To make that happen, SASE calls for moving the bulk of security and networking processing into a global network of PoPs. SD-WAN devices connect locations to the nearest PoPs; VPNs clients or clientless access connect remote and mobile users. Native cloud connectivity within the PoPs connects IaaS and SaaS resources.
Cato is the World’s First and Most Robust Global SASE Platform
Cato is the world’s first SASE platform, converging SD-WAN and network security into a global, cloud-native service. Cato optimizes and secures application access for all users and locations, including branch offices, mobile users, and cloud datacenters, and allows enterprises to manage all of them with a single management console with comprehensive network visibility. Cato’s SASE platform has all the advantages of cloud-native architectures, including infinite scalability, elasticity, global reach and low total cost of ownership.
Connecting locations to the Cato SASE Cloud is as simple as plugging in a preconfigured Cato Socket appliance, which connect to the nearest of Cato’s 70+ globally dispersed points of presence (PoPs).

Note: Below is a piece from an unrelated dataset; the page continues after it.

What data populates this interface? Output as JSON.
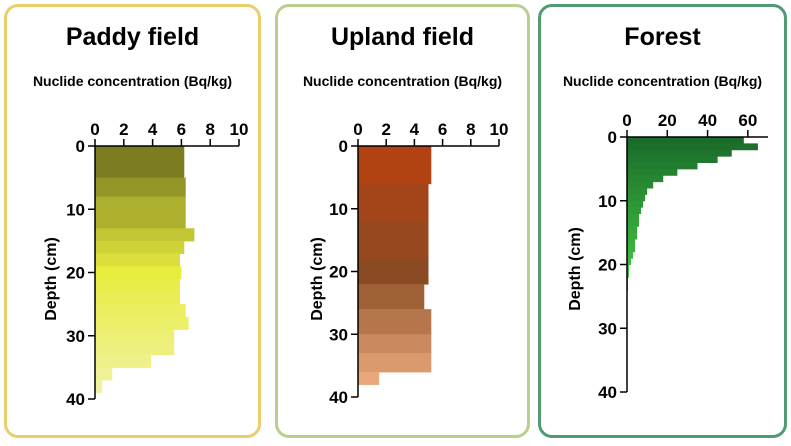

Mobile users connect to the same PoPs from any device by running the Cato Client. With Cato, new locations or users can be up and running in hours or even minutes, not days or weeks. Security capabilities include Zero Trust Network Access (ZTNA), Secure Web Gateway (SWG), Cloud Access Security Broker (CASB), Data Loss Prevention (DLP), and Firewall as a Service (FWaaS).

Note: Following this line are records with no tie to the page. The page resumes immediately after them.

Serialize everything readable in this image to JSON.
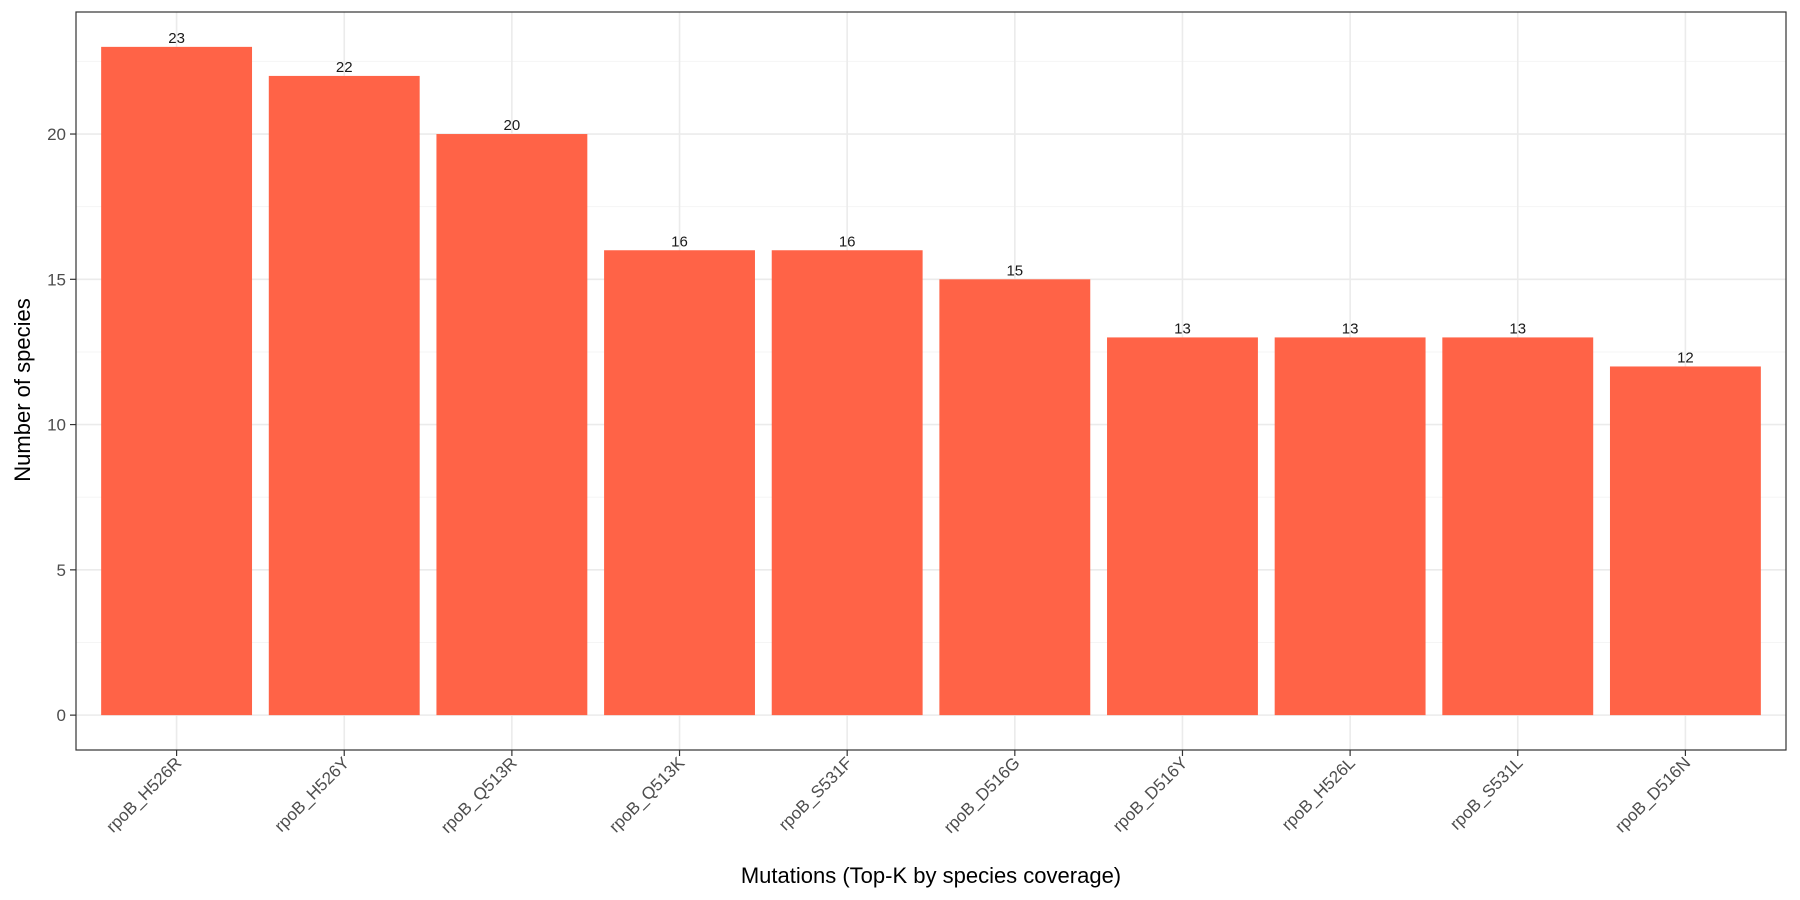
{
  "chart_data": {
    "type": "bar",
    "title": "",
    "xlabel": "Mutations (Top-K by species coverage)",
    "ylabel": "Number of species",
    "categories": [
      "rpoB_H526R",
      "rpoB_H526Y",
      "rpoB_Q513R",
      "rpoB_Q513K",
      "rpoB_S531F",
      "rpoB_D516G",
      "rpoB_D516Y",
      "rpoB_H526L",
      "rpoB_S531L",
      "rpoB_D516N"
    ],
    "values": [
      23,
      22,
      20,
      16,
      16,
      15,
      13,
      13,
      13,
      12
    ],
    "ylim": [
      -1.2,
      24.2
    ],
    "yticks": [
      0,
      5,
      10,
      15,
      20
    ],
    "grid": true,
    "legend": "none",
    "bar_color": "#ff6347",
    "colors": {
      "background": "#ffffff",
      "grid_major": "#ebebeb",
      "grid_minor": "#f5f5f5",
      "panel_border": "#333333"
    }
  }
}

With Cato, customers can easily migrate from MPLS to SD-WAN, optimize global connectivity to on-premises and cloud applications, enable secure branch office Internet access everywhere, and seamlessly integrate cloud datacenters and mobile users into a high-speed network with a zero-trust architecture. So whether it’s mergers and acquisitions, global expansion, rapid deployments, or cloud migration, with Cato, the network and your business are ready for whatever is next in your digital transformation journey.